Ce ne sont pas les électeurs qui ne s'intéressent pas aux élections européennes, ce sont les élections européennes qui ne sont pas intéressantes. Il est pour le moins frappant de constater que, d'un côté, 56 % des Européens jugent que leur appartenance à l'Union est une chance, tandis que, d'un autre côté, 53 % déclarent ne pas s'intéresser au scrutin du 7 juin. Est-ce l'Europe qui est en cause ou bien la manière de faire de la politique ? Interrogés sur les meilleurs moyens de faire entendre leur opinion par les responsables politiques, les Européens ne plébiscitent aucun des items suggérés : adhérer à un parti (13 %) ou à un syndicat (10 %) ne séduit pas plus que manifester (11 %), signer des pétitions (14 %) ou s'exprimer sur des blogs (13 %). Participer à des débats publics ne rallie pas grand monde (20 %), tandis que les formes d'action plus conflictuelles comme la grève (7 %) ou plus radicales comme le blocage des activités économiques ou des moyens de transport (4 %) restent très marginales. Seul le vote emporte une sorte d'adhésion relative (46 %).

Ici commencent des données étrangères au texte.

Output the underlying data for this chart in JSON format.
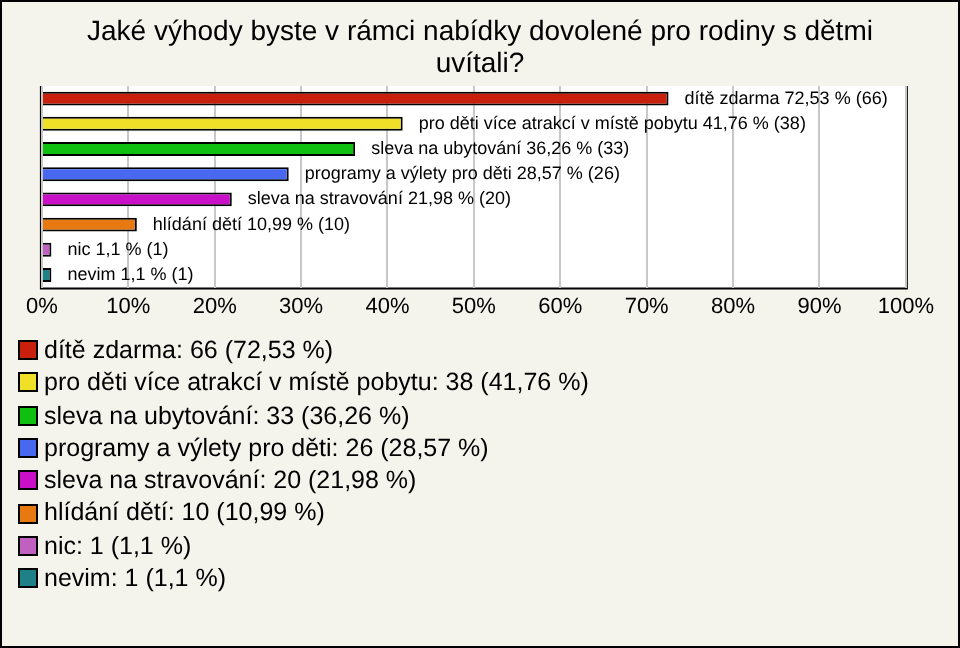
{
  "chart_data": {
    "type": "bar",
    "orientation": "horizontal",
    "title": "Jaké výhody byste v rámci nabídky dovolené pro rodiny s dětmi uvítali?",
    "categories": [
      "dítě zdarma",
      "pro děti více atrakcí v místě pobytu",
      "sleva na ubytování",
      "programy a výlety pro děti",
      "sleva na stravování",
      "hlídání dětí",
      "nic",
      "nevim"
    ],
    "values": [
      72.53,
      41.76,
      36.26,
      28.57,
      21.98,
      10.99,
      1.1,
      1.1
    ],
    "colors": [
      "#c8200c",
      "#f0e028",
      "#10c010",
      "#4868f0",
      "#c810c8",
      "#e87810",
      "#c060c0",
      "#208088"
    ],
    "value_labels": [
      "72,53 % (66)",
      "41,76 % (38)",
      "36,26 % (33)",
      "28,57 % (26)",
      "21,98 % (20)",
      "10,99 % (10)",
      "1,1 % (1)",
      "1,1 % (1)"
    ],
    "xlim": [
      0,
      100
    ],
    "xticks": [
      {
        "value": 0,
        "label": "0%"
      },
      {
        "value": 10,
        "label": "10%"
      },
      {
        "value": 20,
        "label": "20%"
      },
      {
        "value": 30,
        "label": "30%"
      },
      {
        "value": 40,
        "label": "40%"
      },
      {
        "value": 50,
        "label": "50%"
      },
      {
        "value": 60,
        "label": "60%"
      },
      {
        "value": 70,
        "label": "70%"
      },
      {
        "value": 80,
        "label": "80%"
      },
      {
        "value": 90,
        "label": "90%"
      },
      {
        "value": 100,
        "label": "100%"
      }
    ],
    "grid": "x",
    "legend": false,
    "tick_labels": "x",
    "annotations": [
      "dítě zdarma: 66 (72,53 %)",
      "pro děti více atrakcí v místě pobytu: 38 (41,76 %)",
      "sleva na ubytování: 33 (36,26 %)",
      "programy a výlety pro děti: 26 (28,57 %)",
      "sleva na stravování: 20 (21,98 %)",
      "hlídání dětí: 10 (10,99 %)",
      "nic: 1 (1,1 %)",
      "nevim: 1 (1,1 %)"
    ]
  }
}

Nos classes politiques devront s'adapter à la nouvelle donne car la globalisation est entrée dans les consciences et avec elle une autre idée de l'Europe. Ce sentiment ne procède pas d'un idéal relancé mais des premières expériences du siècle. Les Européens sont à la recherche d'une puissance publique supplémentaire, non seulement capable de les protéger mais aussi de fortifier leurs nations qui ne peuvent relever seules les nouveaux défis planétaires. Ils ne l'imaginent pas en lieu et place de leurs puissances publiques nationales mais à côté, comme en appui.

(1) L'enquête a été menée en partenariat avec le Center for European Studies, la Fondation Konrad- Adenauer, la Fondation Robert-Schuman et la société WPP.